Red alert: Naxals draw up plan to shake urban India
The Maoists are carrying their fight against the Indian state into urban India. They plan to create industrial unrest, build an urban cadre base to reinforce armed operations in rural areas, and build a network of sympathisers for public, legal and logistics support. Snigdhendu Bhattacharya reports. Spl: The Enemy Withinindia Updated: Mar 12, 2010 02:03 IST
The Maoists are carrying their fight against the Indian state into urban India.
<b1>They plan to create industrial unrest, build an urban cadre base to reinforce armed operations in rural areas, and build a network of sympathisers for public, legal and logistics support.
The targets: Gurgaon, the Mumbai-Pune and Ahmedabad-Surat industrial belts and the Kolkata-Bhilai-Ranchi-Dhanbad region.
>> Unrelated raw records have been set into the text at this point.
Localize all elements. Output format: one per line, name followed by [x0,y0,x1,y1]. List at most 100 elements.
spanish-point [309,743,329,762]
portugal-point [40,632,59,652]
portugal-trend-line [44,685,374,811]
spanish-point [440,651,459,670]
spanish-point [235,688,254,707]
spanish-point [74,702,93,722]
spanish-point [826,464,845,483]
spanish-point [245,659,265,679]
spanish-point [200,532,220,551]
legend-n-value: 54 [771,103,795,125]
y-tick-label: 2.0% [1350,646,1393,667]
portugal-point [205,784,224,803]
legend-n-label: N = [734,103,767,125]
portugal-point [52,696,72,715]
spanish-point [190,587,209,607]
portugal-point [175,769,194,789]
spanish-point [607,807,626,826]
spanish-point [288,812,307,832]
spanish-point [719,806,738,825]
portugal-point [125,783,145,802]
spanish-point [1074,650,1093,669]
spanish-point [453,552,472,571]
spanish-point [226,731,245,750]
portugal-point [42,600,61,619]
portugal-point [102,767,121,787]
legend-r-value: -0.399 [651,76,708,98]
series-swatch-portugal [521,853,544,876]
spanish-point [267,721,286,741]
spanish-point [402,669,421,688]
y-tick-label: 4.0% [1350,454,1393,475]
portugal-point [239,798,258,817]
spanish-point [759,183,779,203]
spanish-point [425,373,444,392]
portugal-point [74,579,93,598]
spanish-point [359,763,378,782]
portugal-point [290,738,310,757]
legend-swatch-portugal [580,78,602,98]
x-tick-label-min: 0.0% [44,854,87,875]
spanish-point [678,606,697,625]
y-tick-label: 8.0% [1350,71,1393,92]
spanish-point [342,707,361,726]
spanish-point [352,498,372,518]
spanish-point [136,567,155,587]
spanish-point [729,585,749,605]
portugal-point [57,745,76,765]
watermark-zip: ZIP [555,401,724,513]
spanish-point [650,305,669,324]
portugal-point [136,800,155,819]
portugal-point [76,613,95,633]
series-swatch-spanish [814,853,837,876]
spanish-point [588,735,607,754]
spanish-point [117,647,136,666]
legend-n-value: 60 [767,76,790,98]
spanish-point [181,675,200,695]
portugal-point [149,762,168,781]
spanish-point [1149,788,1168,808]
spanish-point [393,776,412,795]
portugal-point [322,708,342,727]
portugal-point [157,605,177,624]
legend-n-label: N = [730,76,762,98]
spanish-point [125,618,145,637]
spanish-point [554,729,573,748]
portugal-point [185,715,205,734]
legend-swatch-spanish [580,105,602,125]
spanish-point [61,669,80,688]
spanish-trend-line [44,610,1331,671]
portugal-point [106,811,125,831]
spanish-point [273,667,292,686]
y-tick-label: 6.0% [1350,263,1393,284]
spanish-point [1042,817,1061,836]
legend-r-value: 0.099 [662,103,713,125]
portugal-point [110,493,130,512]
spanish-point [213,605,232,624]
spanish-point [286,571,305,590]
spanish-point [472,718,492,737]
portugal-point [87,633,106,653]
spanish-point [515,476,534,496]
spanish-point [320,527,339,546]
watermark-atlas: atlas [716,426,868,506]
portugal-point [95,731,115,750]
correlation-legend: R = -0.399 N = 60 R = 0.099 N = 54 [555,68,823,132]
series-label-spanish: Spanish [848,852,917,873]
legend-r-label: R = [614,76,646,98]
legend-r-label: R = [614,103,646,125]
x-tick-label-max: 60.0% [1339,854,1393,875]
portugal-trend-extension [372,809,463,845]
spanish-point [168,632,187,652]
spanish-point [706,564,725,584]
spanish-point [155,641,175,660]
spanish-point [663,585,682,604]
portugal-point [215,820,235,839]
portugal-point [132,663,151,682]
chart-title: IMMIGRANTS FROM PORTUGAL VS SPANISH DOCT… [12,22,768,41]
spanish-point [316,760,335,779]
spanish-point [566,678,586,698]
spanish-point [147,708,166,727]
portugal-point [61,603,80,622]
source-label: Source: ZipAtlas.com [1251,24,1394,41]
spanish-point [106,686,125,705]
A 129-page Maoist document titled ‘Strategy and Tactics of the Indian War’, seized recently by security forces, states:
“Our presence today in key industries is extremely low. It is a pressing need that we enter key industries such as transport, communications, railways, ports, power, oil and gas and defence equipment. This is crucial for the success of our revolution.” The central committee of the CPI (Maoist) cleared the document in 2004.
Prime Minister Manmohan Singh has, on several occasions, identified the Maoist insurgency as the gravest internal security challenge facing the country.
“Maoists are trying to infiltrate trade unions of political parties,” a top intelligence officer, who gave Hindustan Times access to the document, said.
This information and the details of the target areas were gleaned from captured Maoist leaders Kobad Ghandy, Amitabha Bagchi and Balraj, he added.
Maoist efforts at setting up an urban network gained media attention following the arrest of Venkateswara Rao alias Telugu Deepak on March 2 from the southern fringes of Kolkata.
“Deepak had been living in the city for quite some time. He was deputed to build a network in Kolkata,” said Raj Kanojia, additional director general, Criminal Investigation Department, West Bengal Police.
The Maoist cell in charge of this operation has been told categorically to avoid violence. Reason: bloodshed can drive away intellectuals and civil society activists who may rally around human rights causes without necessarily being sympathetic to the Maoists.
“At present, we should not go for armed offensives against the state machinery in urban areas. Our basic aim is to build a defensive network,” the document says. Urban attacks, when ordered by the leadership, will be carried out by separate “action squads”.
“They are more keen on building secret networks to aid rural operations,” the intelligence officer said.